The hottest new business around south Baldwin County is not a new resort or restaurant, it is a farmers market. JPMorgan Chase & Co used their national newsletter to tout their investment in the Foley market and to emphasize that small business is 99.4% of all Alabama’s company’s.
An exert from the JPMorgan post stated: “In Foley, Alabama, on the Gulf Coast, we’ve supported the Coastal Alabama Farmers and Fishermens Market. The market has a vendor directory of more than 200 small local businesses that rotate through its facility throughout the year selling food sourced locally—everything from fruits and vegetables from nearby farms to baked goods to fresh seafood from the Gulf.”
“Small businesses are the backbone of Alabama’s economy, and when they grow, communities do, too,” said Victoria Adams Phipps, Vice President, Global Philanthropy at JPMorganChase.
A Market By and For the Community
Civic leaders established the market in the wake of the 2010 Deepwater Horizon oil spill, which devastated the region. “The idea was to create a place of self, of community,” says Foley Mayor Ralph Hellmich.

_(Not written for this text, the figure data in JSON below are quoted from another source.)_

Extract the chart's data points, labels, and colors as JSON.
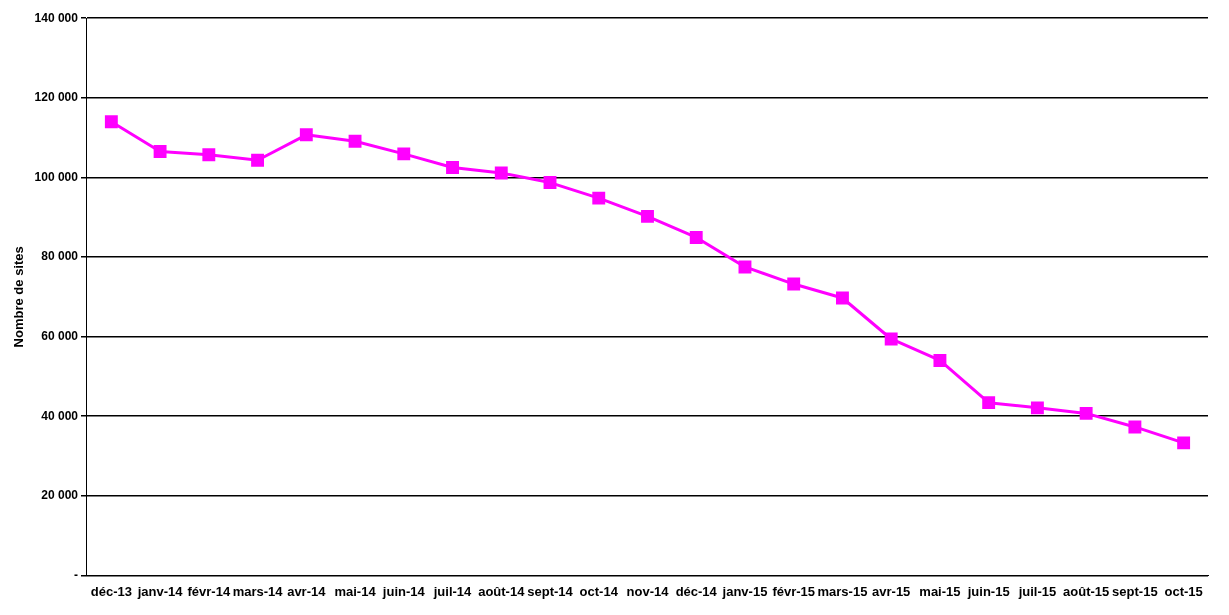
{
  "chart_data": {
    "type": "line",
    "ylabel": "Nombre de sites",
    "categories": [
      "déc-13",
      "janv-14",
      "févr-14",
      "mars-14",
      "avr-14",
      "mai-14",
      "juin-14",
      "juil-14",
      "août-14",
      "sept-14",
      "oct-14",
      "nov-14",
      "déc-14",
      "janv-15",
      "févr-15",
      "mars-15",
      "avr-15",
      "mai-15",
      "juin-15",
      "juil-15",
      "août-15",
      "sept-15",
      "oct-15"
    ],
    "series": [
      {
        "color": "#ff00ff",
        "values": [
          114000,
          106500,
          105700,
          104300,
          110700,
          109100,
          105900,
          102500,
          101100,
          98700,
          94800,
          90200,
          84900,
          77500,
          73200,
          69700,
          59400,
          54000,
          43400,
          42100,
          40700,
          37300,
          33300
        ]
      }
    ],
    "ylim": [
      0,
      140000
    ],
    "yticks": [
      {
        "value": 0,
        "label": "-"
      },
      {
        "value": 20000,
        "label": "20 000"
      },
      {
        "value": 40000,
        "label": "40 000"
      },
      {
        "value": 60000,
        "label": "60 000"
      },
      {
        "value": 80000,
        "label": "80 000"
      },
      {
        "value": 100000,
        "label": "100 000"
      },
      {
        "value": 120000,
        "label": "120 000"
      },
      {
        "value": 140000,
        "label": "140 000"
      }
    ],
    "grid": "y",
    "legend": false,
    "marker": "square",
    "line_style": "solid"
  }
}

JPMorganChase provided a $2.6 million New Markets Tax Credit equity investment to support the project.
Open year-round, the market has become a local hub that represents the heart and soul of Foley. It’s as much a place to catch up with neighbors as it is a showcase for the local, sustainable bounty of land and sea. The market also serves as a kind of incubator for the region, says Hellmich: “People have started with their ideas here and gone on to create a restaurant or a food vendor business somewhere else.” A salsa company and a bakery are among them.
The market has been ranked by both Newsweek and USA Today as one of the nation’s best. Yet its importance to Foley goes even deeper than the superb quality of its foods and other artisanal products. The small businesses of the Coastal Alabama Farmers and Fishermens Market strengthen the community and celebrate its traditions. Visit on a weekend morning and you see this everywhere—the vendors greeting their customers by name, the retirees socializing over coffee in the shade of the market’s roof, and the neighbors catching up on the latest gossip. You see it in local offerings, like Gulf shrimp, that contribute to sustainability and the livelihoods of small fishermen. And you see it in a new generation of small farmers carrying forward the traditions of their forebears.
“When you’re supporting local vendors, that money stays in your community [and] you’re keeping small business alive,” says the market’s manager, Alescia Forland, herself a third-generation farmer in the county. “We want everybody to feel connected to each other.”
The market has become a weekly visit for locals and tourist alike. Hundreds of articles and blog post mention the market. The organic growth of it’s popularity has spawned a new audience, which also brings more customers to the Foley region.